Légiférer pour protéger un paysage?
"La révolution industrielle a produit le dieu
Vitesse et le dieu Loisir, et l'idée de paysage, lance
Luc Bureau, professeur retraité du Département
de géographie. On s'inquiète du paysage justement
lorsqu'on commence à le détruire." Comme les
bélugas ou les couguars, tel type de boisé ou quelques
sites particulièrement remarquables pourraient bientôt
se retrouver sur une liste formelle d'éléments
paysagers à protéger. Le 29 octobre dernier, des
géographes ont débattu, sous la houlette de Paul
Villeneuve, professeur au Département d'aménagement,
de la nécessité de l'adoption d'une politique québécoise
du paysage.
Visiblement préoccupés par la conservation des
paysages, les géographes ne partagent pas tous le même
avis sur les moyens à prendre pour atteindre ce but commun.

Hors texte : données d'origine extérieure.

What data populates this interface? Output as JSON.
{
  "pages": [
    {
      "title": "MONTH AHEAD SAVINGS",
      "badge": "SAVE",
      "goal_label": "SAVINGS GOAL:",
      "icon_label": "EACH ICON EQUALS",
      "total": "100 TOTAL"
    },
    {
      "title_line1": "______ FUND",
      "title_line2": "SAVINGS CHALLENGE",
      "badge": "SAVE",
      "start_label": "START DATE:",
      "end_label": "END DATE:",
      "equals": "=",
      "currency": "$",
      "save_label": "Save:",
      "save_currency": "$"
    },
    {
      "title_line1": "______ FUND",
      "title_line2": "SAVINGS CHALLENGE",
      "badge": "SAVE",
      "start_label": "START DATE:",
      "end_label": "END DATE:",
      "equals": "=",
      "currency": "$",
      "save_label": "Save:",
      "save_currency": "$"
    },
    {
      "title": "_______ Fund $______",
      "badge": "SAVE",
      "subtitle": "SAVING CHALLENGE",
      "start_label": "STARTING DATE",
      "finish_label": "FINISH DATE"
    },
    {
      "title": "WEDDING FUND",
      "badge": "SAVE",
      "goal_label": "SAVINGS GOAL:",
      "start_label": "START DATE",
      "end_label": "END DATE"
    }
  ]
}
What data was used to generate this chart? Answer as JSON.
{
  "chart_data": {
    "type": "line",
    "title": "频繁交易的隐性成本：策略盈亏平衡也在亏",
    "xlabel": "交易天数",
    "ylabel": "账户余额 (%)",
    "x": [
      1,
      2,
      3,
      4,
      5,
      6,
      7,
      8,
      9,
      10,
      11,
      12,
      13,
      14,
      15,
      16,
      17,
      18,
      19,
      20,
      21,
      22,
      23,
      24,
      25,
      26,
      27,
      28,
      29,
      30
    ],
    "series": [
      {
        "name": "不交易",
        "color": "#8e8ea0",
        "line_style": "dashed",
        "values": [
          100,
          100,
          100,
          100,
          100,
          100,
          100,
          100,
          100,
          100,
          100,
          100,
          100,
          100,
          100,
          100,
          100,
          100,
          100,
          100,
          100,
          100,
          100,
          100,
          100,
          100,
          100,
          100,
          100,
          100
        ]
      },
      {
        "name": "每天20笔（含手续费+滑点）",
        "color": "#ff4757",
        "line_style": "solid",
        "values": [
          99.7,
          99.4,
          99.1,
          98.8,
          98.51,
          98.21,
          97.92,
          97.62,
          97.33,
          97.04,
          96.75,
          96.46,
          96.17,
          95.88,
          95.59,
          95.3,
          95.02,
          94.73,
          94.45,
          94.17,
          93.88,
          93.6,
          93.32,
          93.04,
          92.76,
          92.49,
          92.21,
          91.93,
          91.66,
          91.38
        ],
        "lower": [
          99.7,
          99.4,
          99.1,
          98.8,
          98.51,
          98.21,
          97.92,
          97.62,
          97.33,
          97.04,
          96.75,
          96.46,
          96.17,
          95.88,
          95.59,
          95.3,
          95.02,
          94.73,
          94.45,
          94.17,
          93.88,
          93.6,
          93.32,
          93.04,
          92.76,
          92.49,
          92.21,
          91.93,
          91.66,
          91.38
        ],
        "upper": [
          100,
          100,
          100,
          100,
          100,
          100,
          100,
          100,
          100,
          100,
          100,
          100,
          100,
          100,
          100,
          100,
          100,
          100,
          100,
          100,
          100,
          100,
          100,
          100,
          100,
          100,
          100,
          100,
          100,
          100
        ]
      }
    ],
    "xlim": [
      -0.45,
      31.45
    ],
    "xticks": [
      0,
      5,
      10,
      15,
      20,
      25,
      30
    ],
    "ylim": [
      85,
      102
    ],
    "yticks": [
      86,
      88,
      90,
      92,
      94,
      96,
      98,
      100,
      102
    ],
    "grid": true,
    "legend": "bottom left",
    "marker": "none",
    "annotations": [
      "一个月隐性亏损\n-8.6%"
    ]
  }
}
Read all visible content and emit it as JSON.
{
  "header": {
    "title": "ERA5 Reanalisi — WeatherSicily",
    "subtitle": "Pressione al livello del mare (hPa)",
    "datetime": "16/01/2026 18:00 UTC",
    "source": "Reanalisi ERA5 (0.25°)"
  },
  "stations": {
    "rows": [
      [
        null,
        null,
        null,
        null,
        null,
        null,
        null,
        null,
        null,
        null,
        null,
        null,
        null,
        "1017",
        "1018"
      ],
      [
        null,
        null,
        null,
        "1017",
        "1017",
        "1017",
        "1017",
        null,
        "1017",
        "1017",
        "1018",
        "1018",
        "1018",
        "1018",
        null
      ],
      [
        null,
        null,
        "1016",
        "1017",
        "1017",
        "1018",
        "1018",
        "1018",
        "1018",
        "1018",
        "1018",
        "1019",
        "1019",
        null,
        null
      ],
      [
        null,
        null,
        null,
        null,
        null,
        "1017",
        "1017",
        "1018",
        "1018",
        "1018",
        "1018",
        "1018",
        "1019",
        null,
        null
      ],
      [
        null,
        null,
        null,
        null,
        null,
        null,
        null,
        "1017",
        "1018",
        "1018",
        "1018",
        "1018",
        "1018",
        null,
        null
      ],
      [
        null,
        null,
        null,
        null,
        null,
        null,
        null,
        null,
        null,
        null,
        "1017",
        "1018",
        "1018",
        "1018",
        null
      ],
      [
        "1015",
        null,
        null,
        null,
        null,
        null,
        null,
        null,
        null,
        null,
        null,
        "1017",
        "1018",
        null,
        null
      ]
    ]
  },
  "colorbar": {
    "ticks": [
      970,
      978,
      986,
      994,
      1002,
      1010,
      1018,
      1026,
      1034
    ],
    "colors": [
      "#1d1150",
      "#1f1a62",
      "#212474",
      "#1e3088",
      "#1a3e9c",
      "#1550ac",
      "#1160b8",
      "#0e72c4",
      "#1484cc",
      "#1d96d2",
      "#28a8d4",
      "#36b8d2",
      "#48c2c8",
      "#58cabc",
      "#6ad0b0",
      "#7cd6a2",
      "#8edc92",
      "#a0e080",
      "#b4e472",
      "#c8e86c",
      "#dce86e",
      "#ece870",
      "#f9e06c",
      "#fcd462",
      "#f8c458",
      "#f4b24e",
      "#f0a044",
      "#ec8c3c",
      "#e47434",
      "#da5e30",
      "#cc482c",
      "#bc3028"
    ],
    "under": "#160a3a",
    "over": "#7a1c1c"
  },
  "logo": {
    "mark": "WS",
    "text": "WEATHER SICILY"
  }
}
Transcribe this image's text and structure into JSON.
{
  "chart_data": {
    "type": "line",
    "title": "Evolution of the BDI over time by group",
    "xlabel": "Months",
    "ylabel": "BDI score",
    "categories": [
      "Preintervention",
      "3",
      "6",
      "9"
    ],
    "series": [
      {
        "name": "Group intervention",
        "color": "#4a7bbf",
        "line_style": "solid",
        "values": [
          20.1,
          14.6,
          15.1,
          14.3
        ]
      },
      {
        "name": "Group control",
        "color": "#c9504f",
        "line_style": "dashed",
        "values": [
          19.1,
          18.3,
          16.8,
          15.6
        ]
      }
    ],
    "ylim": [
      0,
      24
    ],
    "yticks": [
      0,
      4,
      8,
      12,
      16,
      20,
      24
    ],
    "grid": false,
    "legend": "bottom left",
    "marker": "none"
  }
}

Plusieurs, à l'instar de Marie-Odile Trépanier,
professeure à l'Université de Montréal,
craignent qu'une définition trop stricte du paysage au
sein d'une législation n'enferme ce dernier dans un carcan.
Aujourd'hui, en effet, un paysage ne se limite pas à un
arbre au bord d'un champ, mais inclut aussi des notions culturelles
et sociales. De plus, comme l'a fait remarquer un autre géographe
la préservation du paysage peut parfois "nuire à
son authenticité si un règlement oblige, par exemple,
l'agriculteur à sortir ses vaches à telle heure".
De son côté, Guy Mercier, professeur au Département
de géographie, remarque que la protection du paysage s'avère
une "matière trop sensible pour avoir une loi sans
définitions précises."
S'ouvrir au paysage
Consciente que l'accélération des changements
technologiques conduit souvent au bouleversement des paysages,
Carole Jutras prêche pour sa part en faveur d'un éveil
des consciences. Responsable de l'aménagement et du développement
local au ministère des Affaires municipales, du sport
et du loisir, elle prône l'intégration de la notion
de paysage dans diverses lois, qu'il s'agisse d'environnement
ou de patrimoine. "Oui, d'accord, mais où trouver
de l'aide pour que les élus adoptent des plans de développement
immobilier qui respectent le caractère distinct d'un lac
intéressant les villégiateurs", s'interroge
un géographe employé par une MRC de la région
des Laurentides. La conclusion de la discussion revient peut-être
à Fernand Lévesque, de la Direction du patrimoine
au ministère de la Culture et des Communications qui déclarait
lors du débat: "On ne peut pas tout miser sur le
contrôle, ni seulement sur des outils comme les plans d'urbanisation,
ni encore sur l'animation autour du paysage. Il faut combiner
ces trois éléments pour bien le protéger."
Cette rencontre d'une journée avait lieu à l'initiative
de l'Association professionnelle des géographes du Québec,
en collaboration avec le Centre interuniversitaire d'études
sur les lettres, les arts et les traditions (CÉLAT), le
Centre de recherches en aménagement et développement
(CRAD) et le Département de géographie.